I'm 8 weeks. Should I wait until 12? I am just scared to harm the baby in any way during these early weeks. Also worried about waiting until 12 weeks as will be into December then...

lstef · 06/11/2018 21:19

@HJ82 It's safe to have at any point in the pregnancy. I had mine on Saturday, at 7+6. My arm was sore for a couple of days, couldnt sleep on that side, but otherwise didnt notice any symptoms.

Winterwishes · 06/11/2018 21:33

Some of these pharmaceutical arguments make me laugh.
I mean what do people think the government is trying to do? Kill us all by cancer causing flu jabs.
Or just waste billions on a vaccine that has no efficacy.

Highly unlikely when we are all doing a good enough job of killing our selves with cigarettes, sugar, fast food and alcohol. For which they tax us heavily and make ££££
They don’t need to spend money to give us cancer, or waste billions on a vaccine that we don’t need.

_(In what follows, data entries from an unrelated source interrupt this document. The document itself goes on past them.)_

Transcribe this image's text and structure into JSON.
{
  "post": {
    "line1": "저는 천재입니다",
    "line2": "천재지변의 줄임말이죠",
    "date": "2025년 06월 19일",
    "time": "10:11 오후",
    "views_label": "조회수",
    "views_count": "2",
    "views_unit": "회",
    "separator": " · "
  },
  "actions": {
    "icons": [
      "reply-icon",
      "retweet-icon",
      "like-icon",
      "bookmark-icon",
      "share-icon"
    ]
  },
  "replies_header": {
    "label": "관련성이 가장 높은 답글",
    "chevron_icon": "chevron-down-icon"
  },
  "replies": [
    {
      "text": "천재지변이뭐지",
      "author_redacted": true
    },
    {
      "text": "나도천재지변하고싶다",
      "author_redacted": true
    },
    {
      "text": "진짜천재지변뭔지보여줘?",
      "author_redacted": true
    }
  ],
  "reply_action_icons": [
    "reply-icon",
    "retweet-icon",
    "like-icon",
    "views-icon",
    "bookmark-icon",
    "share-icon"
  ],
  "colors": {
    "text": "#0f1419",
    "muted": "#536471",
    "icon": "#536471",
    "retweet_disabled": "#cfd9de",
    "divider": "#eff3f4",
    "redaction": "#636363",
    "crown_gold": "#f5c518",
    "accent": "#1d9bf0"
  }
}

Anything in public health is for prevention to ultimately save money.
I don’t think the nhs does enough prevention actually. But the flu jab is one of the things they do well.

Op if I were you, I’d get the jab.

Sunshinegirl82 · 06/11/2018 22:11

@Winterwishes I completely agree! Plus the big pharma argument makes no sense at all when it comes to the flu jab, even if you were minded to believe it generally (which I'm not).

If there is some big pharma conspiracy kickback to the government/NHS by getting people to have the flu jab why don't they recommend everyone gets it? Why only certain groups? I'd genuinely love to understand the logic.

I understand the efficacy isn't always brilliant but I don't understand that argument for not having the jab either to be honest. Wearing a seatbelt won't save your life 100% of the time if you're in an accident, still seems like a good idea to wear one to me!